Abstract

Largely distributed among living organisms, antimicrobial peptides are a class of small (<100 amino acid residues) host defense peptides that induce selective membrane lytic activity against microbial pathogens. The permeabilizing behavior of these diverse peptides has been commonly applied to the formation of pores, categorized as the barrel-stave, toroidal, or carpet type. With the continuing discovery of new peptide species, many are uncharacterized and the exact mechanism is unknown. Through the use of atomic force microscopy, we have previously shown that the disruption of mica supported lipid bilayer patches by protegrin-1, an 18-residue, cationic, beta sheet antimicrobial peptide isolated from pig leukocytes, is concentration dependent. The intercalation of antimicrobial peptide into the bilayer results in structures beyond that of pore formation including the observance of worm-like micelles. This suggests that antimicrobial peptide acts to lower the interfacial energy of the bilayer in a way similar to detergents.
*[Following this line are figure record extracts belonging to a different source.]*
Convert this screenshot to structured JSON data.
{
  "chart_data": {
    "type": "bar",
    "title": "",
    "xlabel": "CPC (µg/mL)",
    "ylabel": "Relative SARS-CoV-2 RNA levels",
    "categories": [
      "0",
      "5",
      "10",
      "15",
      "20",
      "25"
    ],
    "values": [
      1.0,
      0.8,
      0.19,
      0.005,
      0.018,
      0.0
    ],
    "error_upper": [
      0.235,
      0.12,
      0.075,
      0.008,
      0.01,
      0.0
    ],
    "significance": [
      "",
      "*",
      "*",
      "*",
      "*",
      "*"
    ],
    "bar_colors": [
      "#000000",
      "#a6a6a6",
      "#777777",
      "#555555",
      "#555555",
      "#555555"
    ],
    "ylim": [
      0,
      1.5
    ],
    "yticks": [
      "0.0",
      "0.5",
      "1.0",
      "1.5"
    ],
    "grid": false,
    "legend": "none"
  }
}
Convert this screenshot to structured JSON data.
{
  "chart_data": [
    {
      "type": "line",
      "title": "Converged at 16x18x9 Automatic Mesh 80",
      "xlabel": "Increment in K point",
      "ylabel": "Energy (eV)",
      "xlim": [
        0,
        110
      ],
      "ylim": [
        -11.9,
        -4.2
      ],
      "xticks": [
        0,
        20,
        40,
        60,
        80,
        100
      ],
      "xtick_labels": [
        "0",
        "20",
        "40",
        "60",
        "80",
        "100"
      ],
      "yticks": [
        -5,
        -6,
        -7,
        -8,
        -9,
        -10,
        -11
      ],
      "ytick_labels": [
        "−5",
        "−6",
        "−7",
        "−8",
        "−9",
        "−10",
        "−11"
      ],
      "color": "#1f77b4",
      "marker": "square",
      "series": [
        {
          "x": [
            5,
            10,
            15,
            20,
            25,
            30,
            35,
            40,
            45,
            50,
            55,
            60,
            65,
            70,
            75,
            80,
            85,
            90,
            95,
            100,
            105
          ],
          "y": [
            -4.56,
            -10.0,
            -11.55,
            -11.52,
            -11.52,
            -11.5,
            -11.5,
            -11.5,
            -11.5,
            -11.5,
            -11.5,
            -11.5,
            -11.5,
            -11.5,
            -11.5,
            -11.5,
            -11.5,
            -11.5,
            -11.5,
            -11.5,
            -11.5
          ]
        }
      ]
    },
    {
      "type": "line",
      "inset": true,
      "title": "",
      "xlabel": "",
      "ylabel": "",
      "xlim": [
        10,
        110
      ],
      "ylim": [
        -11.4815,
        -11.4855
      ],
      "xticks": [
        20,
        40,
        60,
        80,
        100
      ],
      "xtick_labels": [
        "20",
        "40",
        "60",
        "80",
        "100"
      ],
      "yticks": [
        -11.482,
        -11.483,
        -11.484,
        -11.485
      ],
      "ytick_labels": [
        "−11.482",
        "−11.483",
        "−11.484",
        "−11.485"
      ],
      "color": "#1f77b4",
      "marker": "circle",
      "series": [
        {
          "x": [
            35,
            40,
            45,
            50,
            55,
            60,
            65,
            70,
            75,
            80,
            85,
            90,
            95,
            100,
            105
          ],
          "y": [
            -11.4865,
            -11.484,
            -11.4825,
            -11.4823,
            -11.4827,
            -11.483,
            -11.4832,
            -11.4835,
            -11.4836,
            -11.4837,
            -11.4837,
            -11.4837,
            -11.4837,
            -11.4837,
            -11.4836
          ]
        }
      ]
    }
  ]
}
We pose that antimicrobial peptides act universally within a detergent-like mechanism in which pore formation is a small part of a much more complex phase diagram that spans peptide-lipid aggregates beyond that of lamellar bilayers. Antimicrobial peptides with structural and mechanistic differences have been studied and current results with magainin-1 and aurein 1.1 for example exhibit a mechanistic commonality. Future aspirations of antimicrobial peptides as new sources of antibiotics may be realized as a universal mechanism can streamline the synthesis of de novo designed peptides.